Apesar dos recentes esforços, a inclusão dos negros, nos mais diversos aspectos da vida social, permanece sendo um imenso desafio. Segundo o IBGE, em 2005, apenas 5,5% dos jovens pretos ou pardos de 18 a 24 anos frequentavam uma faculdade.

Na idade que deveriam estar na faculdade, 53,2% dos negros estão cursando nível fundamental ou médio. O percentual de brancos na mesma condição é de 29,1%.

O Censo da Educação Superior do Ministério da Educação aponta que em 2012, ano de sanção da Lei de Cotas, 2,6% dos alunos matriculados nas universidades brasileiras se declaravam negros. Em 2015, verificamos um avanço nesse percentual, que foi de 5,3%. Em números absolutos, saltamos de 187.576 negros na educação superior, em 2012, para 429.632, em 2015, um aumento de quase 130%, um salto inédito em nossa história.

Todo o passado colonial e escravocrata não pode ser desconsiderado quando olhamos para a intolerância e o preconceito, manifestos nas agressões contra os templos e os adeptos de religiões de matriz africana.

Não se trata apenas do preconceito contra uma religião específica, mas também contra todo um segmento da sociedade brasileira, marcado por um processo histórico de exclusão social profunda.

É inevitável a analogia entre os nossos terreiros e templos em chamas e as milhões de pessoas queimadas vivas nas fogueiras da inquisição, durante a idade média. E, apesar de todas essas agressões e violações, o Brasil sequer tipificou o crime de intolerância religiosa. Por isso mesmo, não há nenhuma punição prevista legalmente para esses tipos de crimes de ódio.

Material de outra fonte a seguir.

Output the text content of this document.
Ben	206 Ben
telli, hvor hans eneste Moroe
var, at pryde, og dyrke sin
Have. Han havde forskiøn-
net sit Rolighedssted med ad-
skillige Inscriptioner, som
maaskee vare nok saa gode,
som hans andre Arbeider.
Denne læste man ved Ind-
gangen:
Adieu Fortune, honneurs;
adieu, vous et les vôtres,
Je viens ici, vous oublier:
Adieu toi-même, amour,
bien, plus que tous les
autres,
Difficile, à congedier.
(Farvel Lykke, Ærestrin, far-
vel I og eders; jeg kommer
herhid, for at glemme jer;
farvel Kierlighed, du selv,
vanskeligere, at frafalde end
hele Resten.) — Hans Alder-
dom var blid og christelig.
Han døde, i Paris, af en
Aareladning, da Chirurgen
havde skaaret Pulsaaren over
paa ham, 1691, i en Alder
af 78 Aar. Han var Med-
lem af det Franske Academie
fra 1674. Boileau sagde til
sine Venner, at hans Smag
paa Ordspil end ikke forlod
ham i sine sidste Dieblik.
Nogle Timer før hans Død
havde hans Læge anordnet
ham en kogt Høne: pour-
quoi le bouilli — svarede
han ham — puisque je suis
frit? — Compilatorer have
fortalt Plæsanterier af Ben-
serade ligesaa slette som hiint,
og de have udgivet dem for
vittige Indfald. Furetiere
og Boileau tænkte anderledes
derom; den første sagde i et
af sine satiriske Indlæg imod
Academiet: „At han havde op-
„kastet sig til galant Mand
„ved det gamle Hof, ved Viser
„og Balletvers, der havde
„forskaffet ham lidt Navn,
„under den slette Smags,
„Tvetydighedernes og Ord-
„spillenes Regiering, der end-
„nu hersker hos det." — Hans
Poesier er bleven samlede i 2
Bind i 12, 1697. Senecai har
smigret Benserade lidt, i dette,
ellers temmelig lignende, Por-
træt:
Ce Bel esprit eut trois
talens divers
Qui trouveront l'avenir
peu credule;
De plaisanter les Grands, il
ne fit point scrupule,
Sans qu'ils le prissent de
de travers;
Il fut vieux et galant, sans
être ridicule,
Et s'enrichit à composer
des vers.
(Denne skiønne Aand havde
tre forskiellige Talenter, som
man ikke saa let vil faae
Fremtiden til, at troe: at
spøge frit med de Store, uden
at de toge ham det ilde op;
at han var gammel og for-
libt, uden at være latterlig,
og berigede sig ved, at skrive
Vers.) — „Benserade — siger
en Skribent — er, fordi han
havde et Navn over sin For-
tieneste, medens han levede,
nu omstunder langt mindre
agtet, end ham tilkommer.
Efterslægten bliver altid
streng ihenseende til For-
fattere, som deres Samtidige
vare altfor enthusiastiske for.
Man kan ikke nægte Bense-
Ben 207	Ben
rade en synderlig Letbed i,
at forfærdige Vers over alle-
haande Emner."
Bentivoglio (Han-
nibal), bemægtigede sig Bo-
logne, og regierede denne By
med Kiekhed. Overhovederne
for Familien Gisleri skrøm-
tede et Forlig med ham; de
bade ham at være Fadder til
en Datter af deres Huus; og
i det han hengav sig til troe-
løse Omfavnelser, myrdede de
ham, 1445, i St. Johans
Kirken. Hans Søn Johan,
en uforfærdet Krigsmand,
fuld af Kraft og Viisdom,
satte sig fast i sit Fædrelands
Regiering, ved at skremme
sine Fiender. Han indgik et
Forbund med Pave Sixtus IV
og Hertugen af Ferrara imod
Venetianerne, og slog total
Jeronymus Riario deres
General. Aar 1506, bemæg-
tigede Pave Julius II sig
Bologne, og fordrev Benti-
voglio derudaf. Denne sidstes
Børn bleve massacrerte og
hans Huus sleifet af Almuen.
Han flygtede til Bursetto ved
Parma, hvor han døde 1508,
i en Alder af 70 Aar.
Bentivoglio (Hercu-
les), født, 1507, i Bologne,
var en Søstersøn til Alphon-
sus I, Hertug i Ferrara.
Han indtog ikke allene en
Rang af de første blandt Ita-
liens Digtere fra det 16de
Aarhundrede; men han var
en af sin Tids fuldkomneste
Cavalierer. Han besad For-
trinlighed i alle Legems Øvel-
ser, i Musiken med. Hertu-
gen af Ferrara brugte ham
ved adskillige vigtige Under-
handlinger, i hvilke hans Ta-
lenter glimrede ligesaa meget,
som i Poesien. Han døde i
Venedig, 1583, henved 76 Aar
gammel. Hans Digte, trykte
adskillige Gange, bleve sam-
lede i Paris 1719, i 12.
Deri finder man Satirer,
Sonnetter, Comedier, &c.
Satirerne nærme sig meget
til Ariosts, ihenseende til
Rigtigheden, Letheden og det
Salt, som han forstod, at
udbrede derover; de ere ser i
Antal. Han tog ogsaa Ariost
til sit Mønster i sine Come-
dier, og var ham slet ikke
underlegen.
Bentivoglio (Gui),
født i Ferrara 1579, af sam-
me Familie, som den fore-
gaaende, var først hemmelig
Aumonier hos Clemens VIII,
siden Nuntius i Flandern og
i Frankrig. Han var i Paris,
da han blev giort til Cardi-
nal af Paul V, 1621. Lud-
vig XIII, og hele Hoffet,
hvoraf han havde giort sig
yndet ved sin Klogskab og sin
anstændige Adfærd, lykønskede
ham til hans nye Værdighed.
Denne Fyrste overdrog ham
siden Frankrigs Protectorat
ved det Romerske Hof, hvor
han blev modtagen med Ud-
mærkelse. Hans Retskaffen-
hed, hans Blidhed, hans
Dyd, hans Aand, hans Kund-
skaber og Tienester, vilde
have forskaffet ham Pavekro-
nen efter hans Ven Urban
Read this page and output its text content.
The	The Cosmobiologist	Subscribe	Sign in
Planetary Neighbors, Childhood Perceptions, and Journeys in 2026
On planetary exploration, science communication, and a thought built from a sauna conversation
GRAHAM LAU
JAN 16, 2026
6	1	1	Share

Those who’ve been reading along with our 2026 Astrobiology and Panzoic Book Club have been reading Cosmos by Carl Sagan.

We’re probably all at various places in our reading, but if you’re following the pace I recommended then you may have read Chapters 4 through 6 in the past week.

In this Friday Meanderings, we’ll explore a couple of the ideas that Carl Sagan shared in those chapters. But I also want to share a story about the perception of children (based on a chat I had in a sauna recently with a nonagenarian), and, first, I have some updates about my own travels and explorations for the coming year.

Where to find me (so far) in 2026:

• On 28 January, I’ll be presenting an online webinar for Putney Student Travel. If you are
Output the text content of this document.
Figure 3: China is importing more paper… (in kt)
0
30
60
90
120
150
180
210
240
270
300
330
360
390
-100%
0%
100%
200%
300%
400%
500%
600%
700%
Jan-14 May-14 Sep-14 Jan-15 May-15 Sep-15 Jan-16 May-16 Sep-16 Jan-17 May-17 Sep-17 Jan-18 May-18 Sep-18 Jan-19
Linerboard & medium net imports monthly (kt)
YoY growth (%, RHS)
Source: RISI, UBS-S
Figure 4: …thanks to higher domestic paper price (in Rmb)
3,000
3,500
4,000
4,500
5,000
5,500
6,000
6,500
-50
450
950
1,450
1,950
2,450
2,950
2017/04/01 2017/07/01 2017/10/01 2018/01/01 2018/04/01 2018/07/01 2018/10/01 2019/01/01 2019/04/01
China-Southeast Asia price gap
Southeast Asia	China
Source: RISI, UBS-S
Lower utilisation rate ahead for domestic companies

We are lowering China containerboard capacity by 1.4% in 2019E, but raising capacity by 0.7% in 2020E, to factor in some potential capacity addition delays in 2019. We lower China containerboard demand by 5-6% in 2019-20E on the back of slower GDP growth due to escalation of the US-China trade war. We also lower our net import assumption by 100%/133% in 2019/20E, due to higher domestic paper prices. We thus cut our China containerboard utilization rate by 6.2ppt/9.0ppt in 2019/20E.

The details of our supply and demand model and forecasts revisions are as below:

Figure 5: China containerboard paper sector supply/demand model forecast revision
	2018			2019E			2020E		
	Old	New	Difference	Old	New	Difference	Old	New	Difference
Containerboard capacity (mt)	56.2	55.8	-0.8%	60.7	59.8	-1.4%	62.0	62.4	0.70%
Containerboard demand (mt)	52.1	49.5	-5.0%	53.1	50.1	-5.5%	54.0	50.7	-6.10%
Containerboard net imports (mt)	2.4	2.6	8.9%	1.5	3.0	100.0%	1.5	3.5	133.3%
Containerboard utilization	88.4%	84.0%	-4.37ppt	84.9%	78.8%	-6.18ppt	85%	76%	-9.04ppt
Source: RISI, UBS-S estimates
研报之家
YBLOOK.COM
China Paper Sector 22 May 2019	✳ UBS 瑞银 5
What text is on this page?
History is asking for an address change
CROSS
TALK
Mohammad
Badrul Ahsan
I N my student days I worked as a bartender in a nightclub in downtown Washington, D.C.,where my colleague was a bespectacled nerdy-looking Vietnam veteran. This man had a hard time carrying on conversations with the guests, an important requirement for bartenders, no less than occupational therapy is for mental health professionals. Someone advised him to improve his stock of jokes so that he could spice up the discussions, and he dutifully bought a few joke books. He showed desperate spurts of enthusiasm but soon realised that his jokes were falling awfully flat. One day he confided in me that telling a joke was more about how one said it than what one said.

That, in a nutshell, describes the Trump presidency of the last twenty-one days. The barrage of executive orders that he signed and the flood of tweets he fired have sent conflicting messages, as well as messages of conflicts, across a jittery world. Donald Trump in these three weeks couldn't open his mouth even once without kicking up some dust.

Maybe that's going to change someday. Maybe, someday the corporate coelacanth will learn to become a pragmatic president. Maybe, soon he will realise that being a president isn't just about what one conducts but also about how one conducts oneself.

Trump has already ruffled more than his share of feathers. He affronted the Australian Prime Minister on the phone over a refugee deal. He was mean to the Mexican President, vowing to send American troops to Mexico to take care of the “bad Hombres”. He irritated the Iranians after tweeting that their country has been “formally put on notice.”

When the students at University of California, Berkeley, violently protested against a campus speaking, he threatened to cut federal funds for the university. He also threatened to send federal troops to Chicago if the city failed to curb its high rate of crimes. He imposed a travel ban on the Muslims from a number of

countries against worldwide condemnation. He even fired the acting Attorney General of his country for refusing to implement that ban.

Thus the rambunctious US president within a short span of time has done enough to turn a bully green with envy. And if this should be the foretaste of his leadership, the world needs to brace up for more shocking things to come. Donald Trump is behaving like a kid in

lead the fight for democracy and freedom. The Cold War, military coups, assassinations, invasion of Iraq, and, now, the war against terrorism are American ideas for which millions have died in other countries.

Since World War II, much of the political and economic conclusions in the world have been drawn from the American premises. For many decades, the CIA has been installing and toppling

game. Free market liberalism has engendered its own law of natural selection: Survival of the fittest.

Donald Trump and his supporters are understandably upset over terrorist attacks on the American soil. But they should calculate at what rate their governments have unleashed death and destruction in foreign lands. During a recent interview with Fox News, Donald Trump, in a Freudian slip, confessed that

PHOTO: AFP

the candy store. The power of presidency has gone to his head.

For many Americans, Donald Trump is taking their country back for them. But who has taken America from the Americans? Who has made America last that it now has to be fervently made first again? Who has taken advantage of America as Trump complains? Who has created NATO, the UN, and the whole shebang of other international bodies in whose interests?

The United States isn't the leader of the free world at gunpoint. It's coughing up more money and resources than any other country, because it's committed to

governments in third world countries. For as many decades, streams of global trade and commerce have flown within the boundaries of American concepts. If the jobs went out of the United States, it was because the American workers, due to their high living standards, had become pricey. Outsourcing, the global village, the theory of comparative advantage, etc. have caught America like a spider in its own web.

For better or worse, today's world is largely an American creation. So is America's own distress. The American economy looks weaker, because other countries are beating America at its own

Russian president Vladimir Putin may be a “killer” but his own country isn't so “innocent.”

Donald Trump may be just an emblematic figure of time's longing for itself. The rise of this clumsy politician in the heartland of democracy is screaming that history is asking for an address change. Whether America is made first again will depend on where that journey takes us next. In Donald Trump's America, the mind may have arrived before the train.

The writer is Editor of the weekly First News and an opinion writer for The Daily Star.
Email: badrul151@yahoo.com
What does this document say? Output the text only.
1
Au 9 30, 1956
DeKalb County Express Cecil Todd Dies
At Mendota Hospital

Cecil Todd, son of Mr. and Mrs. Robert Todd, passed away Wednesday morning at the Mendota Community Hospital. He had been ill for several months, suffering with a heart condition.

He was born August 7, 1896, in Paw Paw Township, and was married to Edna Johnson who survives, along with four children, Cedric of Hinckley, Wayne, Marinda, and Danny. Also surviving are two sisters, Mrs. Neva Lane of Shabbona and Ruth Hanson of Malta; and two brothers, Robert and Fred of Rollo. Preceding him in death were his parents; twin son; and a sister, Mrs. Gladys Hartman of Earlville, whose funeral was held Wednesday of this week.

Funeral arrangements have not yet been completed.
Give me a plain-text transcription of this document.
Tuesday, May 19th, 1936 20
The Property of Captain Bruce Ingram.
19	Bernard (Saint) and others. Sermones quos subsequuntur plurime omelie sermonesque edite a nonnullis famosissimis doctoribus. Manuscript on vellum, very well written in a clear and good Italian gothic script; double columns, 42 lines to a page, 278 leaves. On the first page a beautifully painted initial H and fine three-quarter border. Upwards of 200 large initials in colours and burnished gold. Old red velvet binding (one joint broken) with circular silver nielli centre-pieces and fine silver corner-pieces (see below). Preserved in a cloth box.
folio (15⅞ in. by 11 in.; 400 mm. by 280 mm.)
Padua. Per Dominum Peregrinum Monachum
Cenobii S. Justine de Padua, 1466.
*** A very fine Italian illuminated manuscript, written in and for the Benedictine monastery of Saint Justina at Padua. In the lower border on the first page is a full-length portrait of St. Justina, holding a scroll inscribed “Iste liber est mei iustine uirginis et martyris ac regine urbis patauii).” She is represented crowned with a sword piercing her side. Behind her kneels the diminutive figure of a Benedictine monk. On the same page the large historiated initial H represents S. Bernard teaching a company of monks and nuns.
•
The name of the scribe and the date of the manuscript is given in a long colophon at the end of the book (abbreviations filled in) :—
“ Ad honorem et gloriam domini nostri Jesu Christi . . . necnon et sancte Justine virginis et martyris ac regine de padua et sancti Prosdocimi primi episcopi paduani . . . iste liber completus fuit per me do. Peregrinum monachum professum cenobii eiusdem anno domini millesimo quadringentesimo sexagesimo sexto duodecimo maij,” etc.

A marca da ignorância e da intolerância está na cicatriz na cabeça da menina Kailane Campos, agredida covardemente com uma pedrada no meio da rua, aos 11 anos de idade, quando saía de um culto religioso, no subúrbio do Rio de Janeiro, em 2015. Mesmo nesse caso emblemático, que teve repercussão nacional e ampla cobertura da imprensa, dois anos depois, os culpados continuam imunes.

Enquanto não enfrentarmos definitivamente as sequelas do nosso passado colonial e escravagista, nossos terreiros continuarão sendo vítimas do ódio da Casa-Grande. É nossa obrigação não aceitar o avanço dessa intolerância. A capacidade de resistência dessas manifestações culturais e religiosas foi forjada dentro das senzalas e é parte da luta e identidade da população negra, que tanta contribuição deu a construção da nossa nação.

Não podemos mais aceitar a escalada de intolerância. O respeito à diversidade cultural e a todas as religiões e manifestações do povo brasileiro é essencial para a consolidação da democracia e dos direitos das minorias em nosso país.

Nosso dever civilizatório é conviver e valorizar a diversidade e avançar para o respeito integral e para aceitação plena de nossos terreiros e nossos tambores.

*Danilo Molina é jornalista, servidor de carreira e foi assessor especial da Casa Civil da Presidência da República e assessor do Ministério da Educação e do Instituto Nacional de Estudos e Pesquisas Educacionais Anísio Teixeira (Inep) no governo da presidenta Dilma Rousseff. Também é zelador do Centro de Umbanda Cavaleiros de Ogum, em Brasília (DF) e possui pós-graduação em Comunicação Pública.